Mroz enjoyed a historic sophomore season for Evansville in 2025, earning the program’s first-ever MVC Goalkeeper of the Year award and helping the Aces clinch a share of the MVC regular season title for the first time in program history.

After earning a spot on the MVC All-Freshman team in 2024, Mroz established himself as one of the top keepers in the country this season. Mroz’s .950 goals against average ranked 46th nationally, while his save percentage of .750 was good for 60h.

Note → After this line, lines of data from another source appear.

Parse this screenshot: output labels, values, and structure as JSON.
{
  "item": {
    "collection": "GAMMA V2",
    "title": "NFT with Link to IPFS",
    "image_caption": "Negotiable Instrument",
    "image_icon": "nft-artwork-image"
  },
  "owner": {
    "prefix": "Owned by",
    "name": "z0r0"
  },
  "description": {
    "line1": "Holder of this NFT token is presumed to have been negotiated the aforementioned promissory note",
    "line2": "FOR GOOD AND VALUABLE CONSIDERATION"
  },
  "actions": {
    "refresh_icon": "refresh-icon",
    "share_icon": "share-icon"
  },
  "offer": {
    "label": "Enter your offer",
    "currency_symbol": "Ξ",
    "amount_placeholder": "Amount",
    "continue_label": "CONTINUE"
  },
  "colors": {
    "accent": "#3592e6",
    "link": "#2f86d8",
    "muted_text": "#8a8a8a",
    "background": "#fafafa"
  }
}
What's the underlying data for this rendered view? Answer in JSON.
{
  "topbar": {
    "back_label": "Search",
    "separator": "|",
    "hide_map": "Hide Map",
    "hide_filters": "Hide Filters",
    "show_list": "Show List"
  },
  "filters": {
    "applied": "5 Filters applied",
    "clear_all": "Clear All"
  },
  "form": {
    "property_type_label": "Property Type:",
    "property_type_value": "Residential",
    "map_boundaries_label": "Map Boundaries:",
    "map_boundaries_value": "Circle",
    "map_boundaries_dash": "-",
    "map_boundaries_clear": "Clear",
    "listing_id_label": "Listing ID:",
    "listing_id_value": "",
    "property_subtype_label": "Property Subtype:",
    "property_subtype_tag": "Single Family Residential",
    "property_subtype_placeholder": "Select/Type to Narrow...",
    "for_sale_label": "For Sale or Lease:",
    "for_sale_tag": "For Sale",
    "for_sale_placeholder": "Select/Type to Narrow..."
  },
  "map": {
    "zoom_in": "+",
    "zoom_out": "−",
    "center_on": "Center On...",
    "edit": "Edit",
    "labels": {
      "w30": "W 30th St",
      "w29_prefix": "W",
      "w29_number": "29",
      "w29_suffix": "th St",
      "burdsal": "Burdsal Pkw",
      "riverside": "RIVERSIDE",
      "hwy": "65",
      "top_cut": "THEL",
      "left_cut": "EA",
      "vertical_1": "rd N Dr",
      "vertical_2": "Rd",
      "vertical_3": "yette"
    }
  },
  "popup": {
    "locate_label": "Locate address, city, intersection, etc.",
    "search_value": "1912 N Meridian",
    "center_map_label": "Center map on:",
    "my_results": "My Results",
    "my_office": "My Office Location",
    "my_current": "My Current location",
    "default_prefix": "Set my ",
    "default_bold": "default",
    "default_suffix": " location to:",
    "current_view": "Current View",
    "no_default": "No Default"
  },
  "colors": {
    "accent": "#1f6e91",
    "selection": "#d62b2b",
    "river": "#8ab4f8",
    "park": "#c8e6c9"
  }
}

In MVC play, Mroz was especially stout, leading the league in goals against average (.714), save percentage (.839), and shutouts (4) in regular season play.

As a freshman in 2024, Mroz was an integral part of Evansville’s run to the MVC Tournament championship, starting all 21 matches in goal. Mroz posted an 11-7-3 record with a 1.55 goals against average and posted five clean sheets, the second-most in the Valley. Mroz also ranked second in the MVC with 4.10 saves per game, holding a season save percentage of .723.

Mroz rose to the occasion during the Aces’ 2024 MVC championship run, most notably shutting out top-seeded and nationally-ranked Missouri State in the MVC Tournament semifinal. In the first round of the NCAA Tournament against Massachusetts, Mroz made a season-high nine saves.